Assuming the 90 days horizon Lazard International is expected to generate 8.2 times less return on investment than Lazard Funds. But when comparing it to its historical volatility, Lazard International Quality is 1.31 times less risky than Lazard Funds. It trades about 0.03 of its potential returns per unit of risk. The Lazard Funds is currently generating about 0.19 of returns per unit of risk over similar time horizon. If you would invest  1,067  in The Lazard Funds on September 11, 2024 and sell it today you would earn a total of  137.00  from holding The Lazard Funds or generate 12.84% return on investment over 90 days.
Time Period3 Months [change]
DirectionMoves Against 
StrengthInsignificant
Accuracy100.0%
ValuesDaily Returns

Lazard International Quality  vs.  The Lazard Funds

 Performance 
       Timeline  
Lazard International 

Risk-Adjusted Performance

2 of 100

 
Weak
 
Strong
Insignificant
Compared to the overall equity markets, risk-adjusted returns on investments in Lazard International Quality are ranked lower than 2 (%) of all funds and portfolios of funds over the last 90 days. In spite of fairly strong basic indicators, Lazard International is not utilizing all of its potentials. The current stock price disturbance, may contribute to short-term losses for the investors.
Lazard Funds 

Risk-Adjusted Performance

14 of 100

 
Weak
 
Strong
Good
Compared to the overall equity markets, risk-adjusted returns on investments in The Lazard Funds are ranked lower than 14 (%) of all funds and portfolios of funds over the last 90 days. In spite of fairly weak basic indicators, Lazard Funds may actually be approaching a critical reversion point that can send shares even higher in January 2025.

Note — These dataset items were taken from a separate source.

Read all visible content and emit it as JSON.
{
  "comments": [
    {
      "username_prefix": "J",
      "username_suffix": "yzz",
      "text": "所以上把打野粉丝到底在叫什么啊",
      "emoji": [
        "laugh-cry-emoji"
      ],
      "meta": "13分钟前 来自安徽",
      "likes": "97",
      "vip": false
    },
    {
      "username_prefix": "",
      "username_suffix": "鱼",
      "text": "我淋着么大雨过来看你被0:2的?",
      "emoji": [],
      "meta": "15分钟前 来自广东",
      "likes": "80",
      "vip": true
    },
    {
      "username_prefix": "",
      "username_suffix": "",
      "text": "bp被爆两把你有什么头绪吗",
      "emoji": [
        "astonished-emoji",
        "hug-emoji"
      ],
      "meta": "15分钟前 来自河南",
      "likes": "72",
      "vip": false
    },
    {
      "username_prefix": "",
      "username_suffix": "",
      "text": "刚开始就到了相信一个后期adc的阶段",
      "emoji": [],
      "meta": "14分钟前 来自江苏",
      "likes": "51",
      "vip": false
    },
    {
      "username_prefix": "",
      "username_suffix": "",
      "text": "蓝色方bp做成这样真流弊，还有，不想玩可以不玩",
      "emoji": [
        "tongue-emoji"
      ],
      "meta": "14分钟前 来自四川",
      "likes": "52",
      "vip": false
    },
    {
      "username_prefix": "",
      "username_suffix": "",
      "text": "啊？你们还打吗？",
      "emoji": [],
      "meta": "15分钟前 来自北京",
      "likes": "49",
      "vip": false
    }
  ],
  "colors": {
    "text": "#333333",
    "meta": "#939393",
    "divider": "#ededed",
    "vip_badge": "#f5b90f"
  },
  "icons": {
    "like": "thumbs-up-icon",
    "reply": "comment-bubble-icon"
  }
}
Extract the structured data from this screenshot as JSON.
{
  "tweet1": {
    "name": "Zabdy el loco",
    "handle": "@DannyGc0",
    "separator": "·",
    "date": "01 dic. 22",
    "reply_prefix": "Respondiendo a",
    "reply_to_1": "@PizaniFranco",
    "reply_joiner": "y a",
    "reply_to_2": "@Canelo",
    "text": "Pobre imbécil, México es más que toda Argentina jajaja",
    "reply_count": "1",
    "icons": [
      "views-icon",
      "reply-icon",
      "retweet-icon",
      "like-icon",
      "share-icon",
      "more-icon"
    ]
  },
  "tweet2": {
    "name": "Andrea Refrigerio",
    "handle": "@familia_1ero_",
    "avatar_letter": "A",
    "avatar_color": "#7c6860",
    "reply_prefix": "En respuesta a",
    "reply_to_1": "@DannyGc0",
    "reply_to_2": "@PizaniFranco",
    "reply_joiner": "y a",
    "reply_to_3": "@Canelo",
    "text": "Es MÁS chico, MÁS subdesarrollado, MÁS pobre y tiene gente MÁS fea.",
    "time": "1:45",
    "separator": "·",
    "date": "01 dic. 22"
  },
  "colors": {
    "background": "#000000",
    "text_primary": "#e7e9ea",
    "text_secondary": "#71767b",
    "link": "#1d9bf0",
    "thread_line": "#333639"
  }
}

Lazard International and Lazard Funds Volatility Contrast

   Predicted Return Density   
       Returns  

Pair Trading with Lazard International and Lazard Funds

The main advantage of trading using opposite Lazard International and Lazard Funds positions is that it hedges away some unsystematic risk. Because of two separate transactions, even if Lazard International position performs unexpectedly, Lazard Funds can make up some of the losses. Pair trading also minimizes risk from directional movements in the market. For example, if an entire industry or sector drops because of unexpected headlines, the short position in Lazard Funds will offset losses from the drop in Lazard Funds' long position.
The idea behind Lazard International Quality and The Lazard Funds pairs trading is to make the combined position market-neutral, meaning the overall market's direction will not affect its win or loss (or potential downside or upside). This can be achieved by designing a pairs trade with two highly correlated stocks or equities that operate in a similar space or sector, making it possible to obtain profits through simple and relatively low-risk investment.
Check out your portfolio center.
Note that this page's information should be used as a complementary analysis to find the right mix of equity instruments to add to your existing portfolios or create a brand new portfolio. You can also try the Bollinger Bands module to use Bollinger Bands indicator to analyze target price for a given investing horizon.